Apparently that’s the case! According to a recent study, computers know us better than we know each other. Researchers from Cambridge University were able to show that computers are actually better at making personality judgments of humans, than humans are. Data generated through Facebook Likes provides enough information for a computer to make better judgment of us than our average work colleague (10 Likes), cohabitant or friend (70- 150), and 300 Likes are enough to outperform our partners. As researchers suggest the increase in data availability and even better computer models might lead to computers ‘outperforming humans even more decisively.’ The results of this research are far reaching, and the authors predict the possibility that in the future people might rely completely on computers when making personal decision about life partners, careers and so on.
Such trivial gesture as clicking the Like button in response to friends’ Facebook post, can contribute to computers gaining intimate knowledge about us.

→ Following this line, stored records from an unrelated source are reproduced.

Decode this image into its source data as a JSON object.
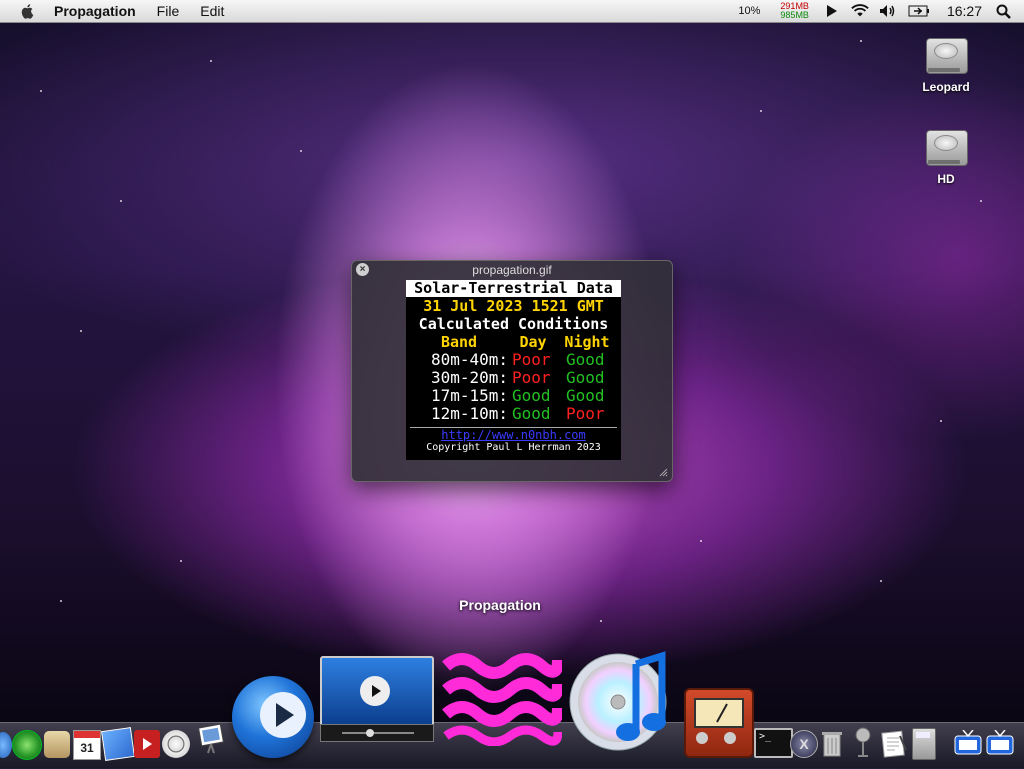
{
  "menubar": {
    "app_name": "Propagation",
    "menus": [
      "File",
      "Edit"
    ],
    "cpu": "10%",
    "mem_used": "291MB",
    "mem_free": "985MB",
    "clock": "16:27"
  },
  "desktop": {
    "icons": [
      {
        "label": "Leopard",
        "icon": "hard-drive-icon"
      },
      {
        "label": "HD",
        "icon": "hard-drive-icon"
      }
    ]
  },
  "quicklook": {
    "title": "propagation.gif",
    "gif": {
      "title": "Solar-Terrestrial Data",
      "date": "31 Jul 2023 1521 GMT",
      "subtitle": "Calculated Conditions",
      "headers": [
        "Band",
        "Day",
        "Night"
      ],
      "rows": [
        {
          "band": "80m-40m:",
          "day": "Poor",
          "night": "Good"
        },
        {
          "band": "30m-20m:",
          "day": "Poor",
          "night": "Good"
        },
        {
          "band": "17m-15m:",
          "day": "Good",
          "night": "Good"
        },
        {
          "band": "12m-10m:",
          "day": "Good",
          "night": "Poor"
        }
      ],
      "url": "http://www.n0nbh.com",
      "copyright": "Copyright Paul L Herrman 2023"
    }
  },
  "dock": {
    "hover_label": "Propagation",
    "items": [
      "finder",
      "safari",
      "address-book",
      "ical",
      "iphoto",
      "dvd-player",
      "front-row",
      "preview",
      "quicktime",
      "video-player",
      "propagation",
      "itunes",
      "audio-meter",
      "terminal",
      "x11",
      "trash-can",
      "podcast",
      "textedit",
      "calculator",
      "tv",
      "tv"
    ]
  },
  "colors": {
    "good": "#22c022",
    "poor": "#ff2020",
    "date": "#ffd400"
  }
}
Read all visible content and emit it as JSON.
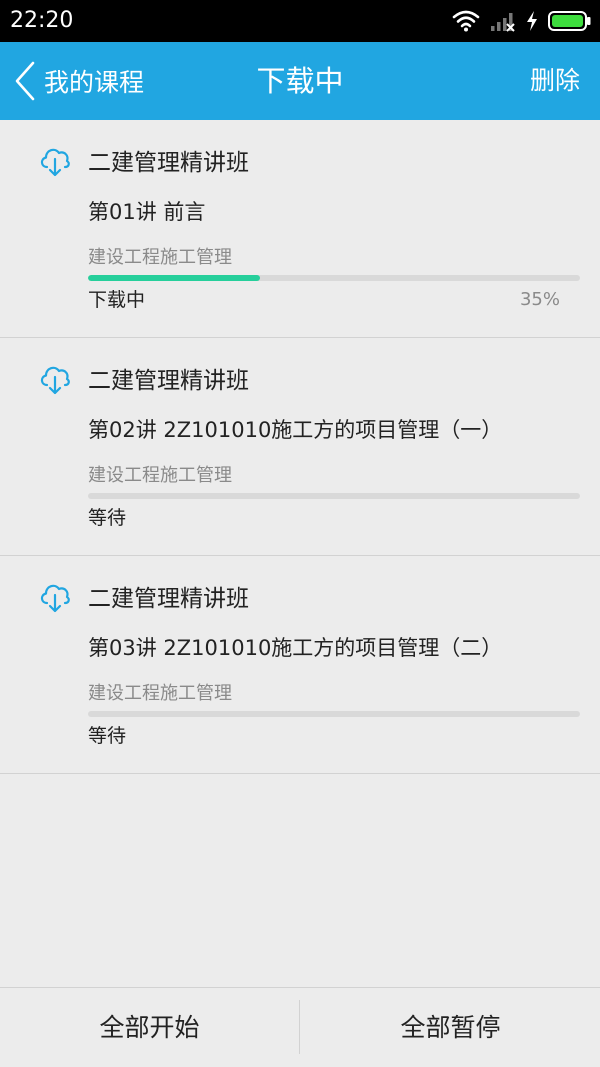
{
  "status_bar": {
    "time": "22:20",
    "icons": [
      "wifi-icon",
      "signal-icon",
      "charging-icon",
      "battery-icon"
    ]
  },
  "nav": {
    "back_label": "我的课程",
    "title": "下载中",
    "delete_label": "删除",
    "bg_color": "#21a6e1"
  },
  "downloads": [
    {
      "course": "二建管理精讲班",
      "lesson": "第01讲 前言",
      "subject": "建设工程施工管理",
      "progress": 0.35,
      "status": "下载中",
      "percent": "35%"
    },
    {
      "course": "二建管理精讲班",
      "lesson": "第02讲 2Z101010施工方的项目管理（一）",
      "subject": "建设工程施工管理",
      "progress": 0,
      "status": "等待",
      "percent": ""
    },
    {
      "course": "二建管理精讲班",
      "lesson": "第03讲 2Z101010施工方的项目管理（二）",
      "subject": "建设工程施工管理",
      "progress": 0,
      "status": "等待",
      "percent": ""
    }
  ],
  "colors": {
    "progress_fill": "#26cf9b",
    "progress_track": "#d9d9d9",
    "icon": "#21a6e1"
  },
  "bottom": {
    "start_all_label": "全部开始",
    "pause_all_label": "全部暂停"
  }
}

But the implications of this are rarely experienced immediately. As this kind of personal information is used most commonly for marketing purposes, the results of widely sharing our data online creeps into our lives in forms of directed marketing messages, advertising feeds and recommendations from Amazon.
There are a number of questions that I am interested in exploring in the context of my research, which also this study raises for me. If computers’ knowledge of us is so sophisticated, how well do we know our computers? And, recognising that a lot of personal information is constantly extracted from our online lives, can we talk here about intimate relationship? And if so, how does it feel?